I shaped the experience into two core flows:
• Emotional regulation – structured skill-building and emotional understanding
• SOS support – immediate support during crisis moments
Prototypes were tested with users, and the UI was designed to feel supportive, calming, and accessible—especially for neurodivergent users.
Solution
The core of the final solution was two resilience paths:
• One to help users recognize and work through emotions, building emotional stability over time.
• And one SOS flow for moments of overwhelm.
Emotional regulation path
First, we needed surface the underlying emotion—just like a clinician would in-session. Knowing that emotion allowed us to slightly tailor the flow to their emotional state.
Users had to choose from a curated list of emotion words, which we used to identify a core emotion. If they weren’t sure or didn’t agree, they could rotate a dial to explore broader categories like sadness, anger, or fear.
Once the emotion was identified, the user entered a tailored flow. They were guided through a series of clinician-style prompts—typing or recording answers.Sometimes they had to make a quick judgment themselves, like whether their emotion matched the facts. Based on what they shared, the app adapted and redirected them—just like a clinician would in-session.
Sometimes users had to make decisions—and those decisions weren’t always easy. In those moments, we always offered extra guidance and examples to help them decide with more confidence. And when users don’t have the capacity for questions or therapy work like this—that’s where the second flow came in.
SOS path
This flow focused on distress—they just need to stop, calm down, or avoid making things worse.
The SOS path starts with a stress rating: it helps us measure if it’s working, helps users notice the shift—and includes a gentle message that it’s time to stop.
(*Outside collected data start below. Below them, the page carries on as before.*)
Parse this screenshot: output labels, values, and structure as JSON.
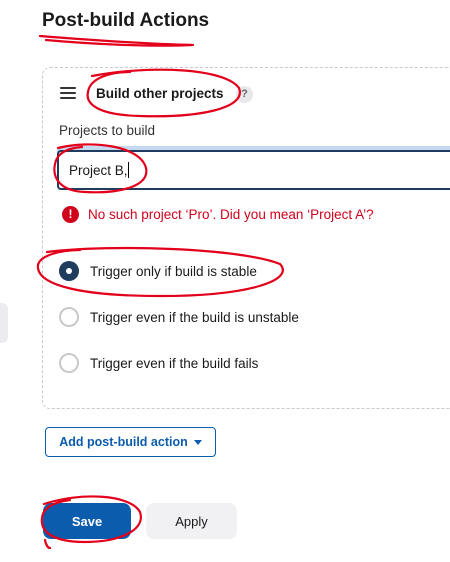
{
  "section": {
    "title": "Post-build Actions"
  },
  "build_step": {
    "title": "Build other projects",
    "help": "?",
    "projects_label": "Projects to build",
    "projects_value": "Project B,",
    "error_icon": "!",
    "error_message": "No such project ‘Pro’. Did you mean ‘Project A’?"
  },
  "trigger_options": [
    {
      "label": "Trigger only if build is stable",
      "checked": true
    },
    {
      "label": "Trigger even if the build is unstable",
      "checked": false
    },
    {
      "label": "Trigger even if the build fails",
      "checked": false
    }
  ],
  "actions": {
    "add_post_build": "Add post-build action",
    "save": "Save",
    "apply": "Apply"
  },
  "icons": {
    "drag_handle": "hamburger-icon",
    "help": "help-icon",
    "error": "error-icon",
    "dropdown": "caret-down-icon"
  },
  "colors": {
    "primary": "#0b5cad",
    "error": "#d0021b",
    "radio_selected": "#1f3c5e",
    "annotation": "#e3001b"
  }
}
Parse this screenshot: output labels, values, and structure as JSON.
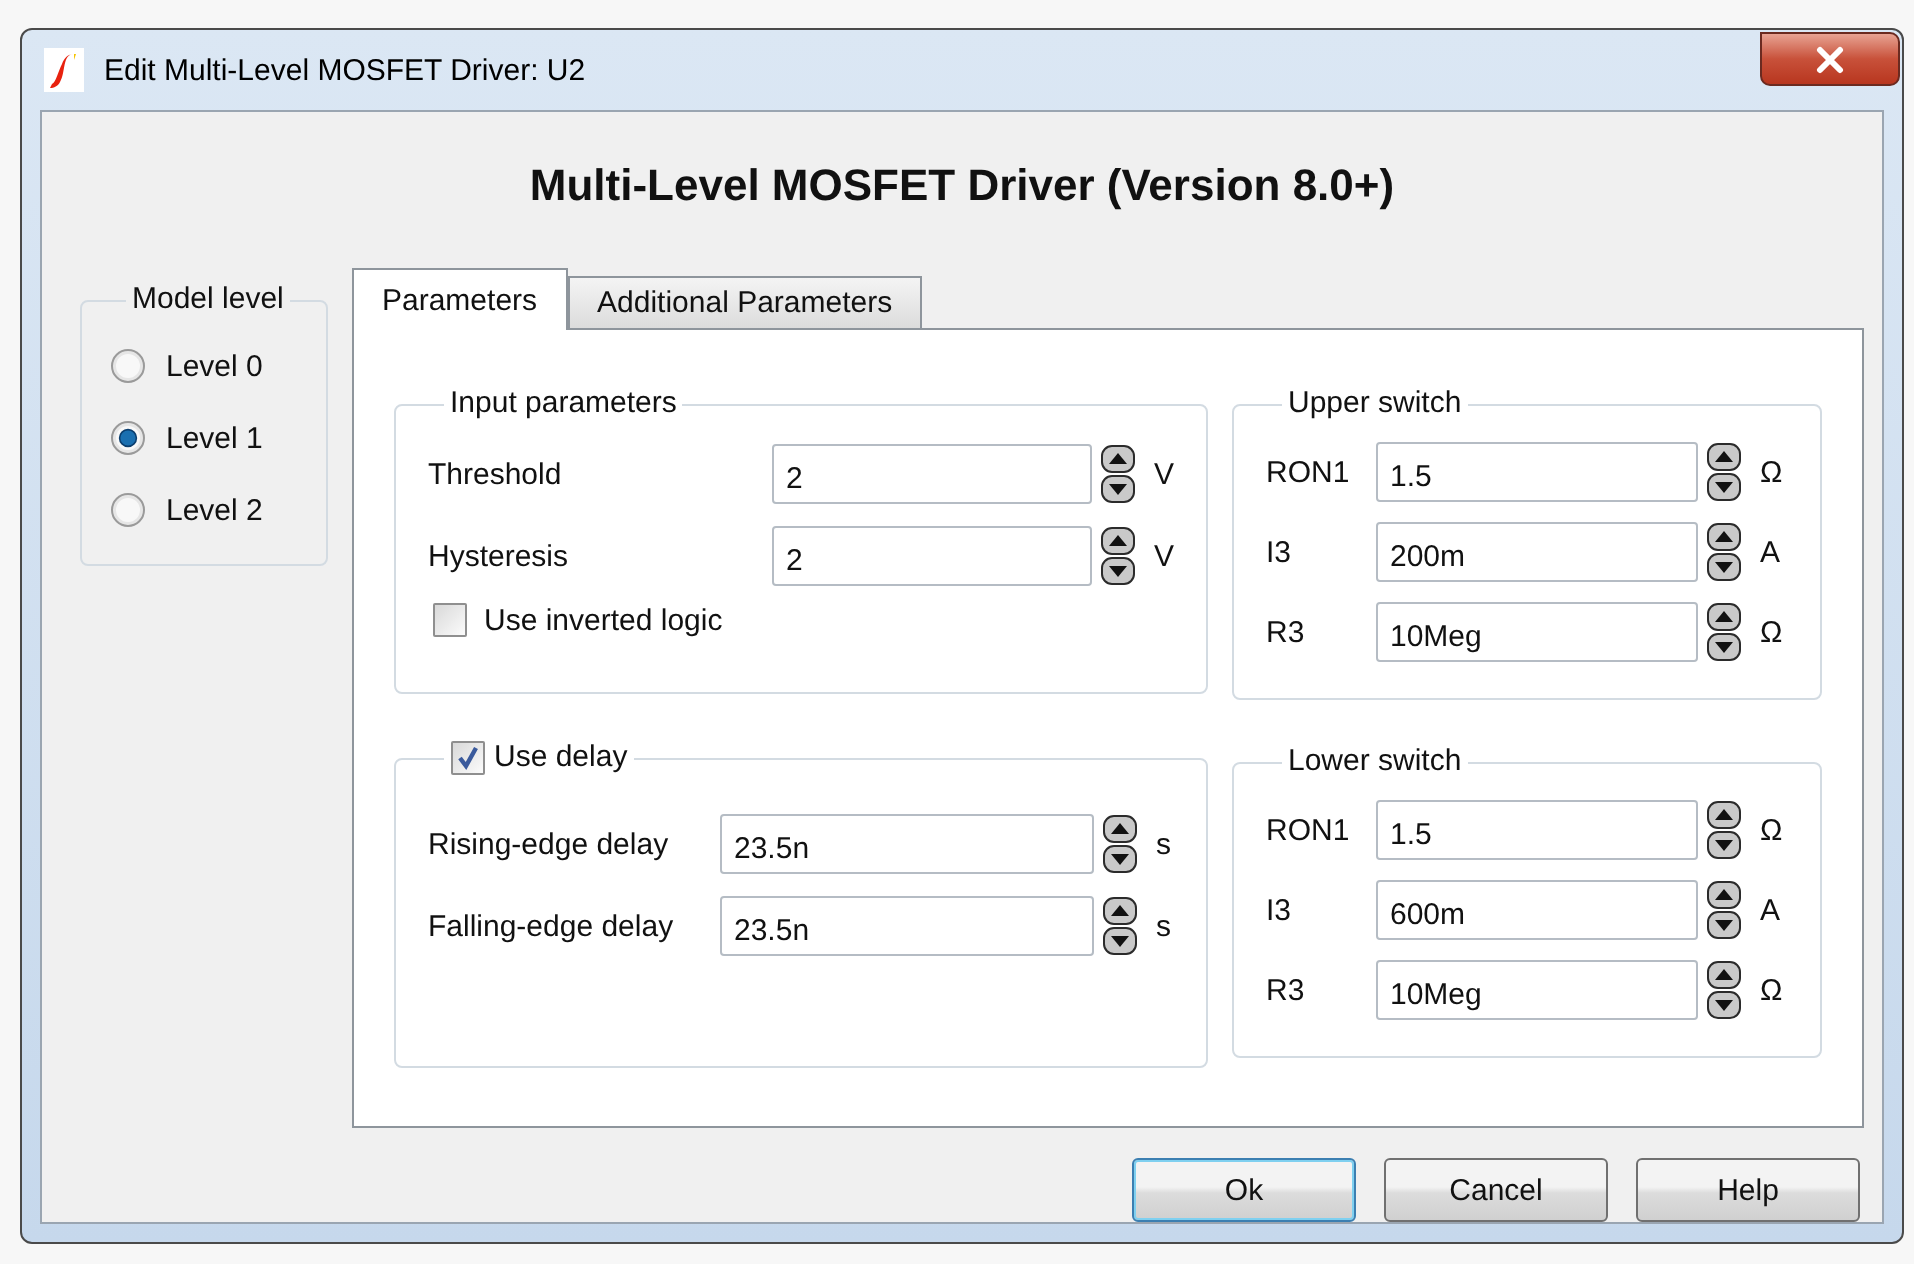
{
  "window": {
    "title": "Edit Multi-Level MOSFET Driver: U2"
  },
  "heading": "Multi-Level MOSFET Driver (Version 8.0+)",
  "model_level": {
    "title": "Model level",
    "options": [
      {
        "label": "Level 0",
        "selected": false
      },
      {
        "label": "Level 1",
        "selected": true
      },
      {
        "label": "Level 2",
        "selected": false
      }
    ]
  },
  "tabs": [
    {
      "label": "Parameters",
      "selected": true
    },
    {
      "label": "Additional Parameters",
      "selected": false
    }
  ],
  "input_parameters": {
    "title": "Input parameters",
    "fields": [
      {
        "label": "Threshold",
        "value": "2",
        "unit": "V"
      },
      {
        "label": "Hysteresis",
        "value": "2",
        "unit": "V"
      }
    ],
    "inverted_logic": {
      "label": "Use inverted logic",
      "checked": false
    }
  },
  "delay": {
    "label": "Use delay",
    "checked": true,
    "fields": [
      {
        "label": "Rising-edge delay",
        "value": "23.5n",
        "unit": "s"
      },
      {
        "label": "Falling-edge delay",
        "value": "23.5n",
        "unit": "s"
      }
    ]
  },
  "upper_switch": {
    "title": "Upper switch",
    "fields": [
      {
        "label": "RON1",
        "value": "1.5",
        "unit": "Ω"
      },
      {
        "label": "I3",
        "value": "200m",
        "unit": "A"
      },
      {
        "label": "R3",
        "value": "10Meg",
        "unit": "Ω"
      }
    ]
  },
  "lower_switch": {
    "title": "Lower switch",
    "fields": [
      {
        "label": "RON1",
        "value": "1.5",
        "unit": "Ω"
      },
      {
        "label": "I3",
        "value": "600m",
        "unit": "A"
      },
      {
        "label": "R3",
        "value": "10Meg",
        "unit": "Ω"
      }
    ]
  },
  "buttons": [
    {
      "label": "Ok",
      "focused": true
    },
    {
      "label": "Cancel",
      "focused": false
    },
    {
      "label": "Help",
      "focused": false
    }
  ]
}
Then it moves into practical strategies to shift body chemistry—things like quick exercise, muscle relaxation, or even using ice to calm the nervous system. If that feels overwhelming, users can tap “Choose for me” and the app picks a suggestion based on their stress rating.
And at the end, users could compare their stress levels. Depending on whether it improved or not, they’d see a different final screen—either reinforcing their progress or gently offering another path.
What it achieved
4 months after release, we recorded that:
• 22% of users felt more in control managing distress on their own compared to the control group
• 30% used the app weekly during therapy and 20% still used it 4 weeks after therapy ended
• clinician outreach dropped by 20%—saving around 15 minutes per clinician per week.
Even though it didn't hit the benchmark we expected, it was still a meaningful step forward.
Beyond reducing pressure on the clinical team and empowering clients, this project laid the groundwork for a scalable product that could truly support people between sessions—and bring Healios closer to its long-term vision of holistic, ongoing care.